Rare Nonconservative LRP6 Mutations Are Associated with Metabolic Syndrome

• Published in: Human mutation Vol. 34; no. 9; pp. 1221 - 1225
• Main Authors: Singh, Rajvir, Smith, Emily, Fathzadeh, Mohsen, Liu, Wenzhong, Go, Gwang-Woong, Subrahmanyan, Lakshman, Faramarzi, Saeed, McKenna, William, Mani, Arya
• Format: Journal Article
• Language: English
• Published: United States Blackwell Publishing Ltd 01.09.2013; John Wiley & Sons, Inc
• Subjects: Adult; Aged; Cardiovascular disease; Case-Control Studies; coronary artery disease; Coronary Disease - complications; Coronary Disease - genetics; Coronary Disease - metabolism; Europe; Female; Genetic Predisposition to Disease; Genetic Variation; Glycosylation; Humans; Low Density Lipoprotein Receptor-Related Protein-6 - genetics; Low Density Lipoprotein Receptor-Related Protein-6 - metabolism; LRP6; Male; Metabolic syndrome; Metabolic Syndrome - genetics; Metabolic Syndrome - metabolism; Middle Aged; Mutation; Pedigree; Phylogeny; Sequence Alignment; United States; Wnt Proteins - metabolism; Young Adult; coronary artery disease; metabolic syndrome; mutation; LRP6
• ISSN: 1059-7794; 1098-1004; 1098-1004
• DOI: 10.1002/humu.22360

ABSTRACT A rare mutation in LRP6 has been shown to underlie autosomal dominant coronary artery disease (CAD) and metabolic syndrome in an Iranian kindred. The prevalence and spectrum of LRP6 mutations in the disease population of the United States is not known. Two hundred white Americans with early onset familial CAD and metabolic syndrome and 2,000 healthy Northern European controls were screened for nonconservative mutations in LRP6. Three novel mutations were identified, which cosegregated with the metabolic traits in the kindreds of the affected subjects and none in the controls.
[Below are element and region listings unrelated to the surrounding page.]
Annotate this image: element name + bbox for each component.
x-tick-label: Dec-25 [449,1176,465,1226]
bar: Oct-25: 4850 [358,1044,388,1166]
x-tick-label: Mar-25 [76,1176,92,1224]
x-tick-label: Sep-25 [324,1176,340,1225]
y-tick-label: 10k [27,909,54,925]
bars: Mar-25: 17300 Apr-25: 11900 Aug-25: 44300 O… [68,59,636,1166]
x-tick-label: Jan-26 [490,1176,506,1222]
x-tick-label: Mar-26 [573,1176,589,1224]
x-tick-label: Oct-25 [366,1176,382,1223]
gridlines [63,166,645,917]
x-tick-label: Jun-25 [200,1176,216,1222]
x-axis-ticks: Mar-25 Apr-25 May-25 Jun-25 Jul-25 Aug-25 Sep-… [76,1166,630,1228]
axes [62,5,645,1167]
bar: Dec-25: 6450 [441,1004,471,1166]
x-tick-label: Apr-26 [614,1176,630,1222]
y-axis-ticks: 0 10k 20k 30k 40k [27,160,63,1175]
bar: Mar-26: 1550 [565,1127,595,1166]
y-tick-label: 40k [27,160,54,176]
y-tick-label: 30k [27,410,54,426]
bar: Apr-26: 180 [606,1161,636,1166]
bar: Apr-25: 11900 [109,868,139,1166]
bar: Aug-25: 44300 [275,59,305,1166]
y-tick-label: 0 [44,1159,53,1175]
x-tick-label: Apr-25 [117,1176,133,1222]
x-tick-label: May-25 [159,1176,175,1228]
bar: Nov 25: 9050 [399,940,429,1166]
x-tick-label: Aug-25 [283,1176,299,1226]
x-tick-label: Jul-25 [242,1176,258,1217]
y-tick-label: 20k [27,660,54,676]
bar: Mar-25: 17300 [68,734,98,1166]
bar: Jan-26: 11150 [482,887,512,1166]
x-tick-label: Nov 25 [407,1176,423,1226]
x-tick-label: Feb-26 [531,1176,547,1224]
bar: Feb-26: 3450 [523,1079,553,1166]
All three mutations reside in the second propeller domain, which plays a critical role in ligand binding. Two of the mutations substituted highly conserved arginines in the second YWTD domain and the third substituted a conserved glycosylation site. The functional characterization of one of the variants showed that it impairs Wnt signaling and acts as a loss of function mutation. LRP6 is a member of LDL receptor family of proteins, which is widely known for its diverse functions as a coreceptor for the Wnt family of proteins during embryonic development. Recent studies have shown its involvement in regulation of vascular integrity, blood pressure, plasmaglucose and lipids and bone mineralization in adult life.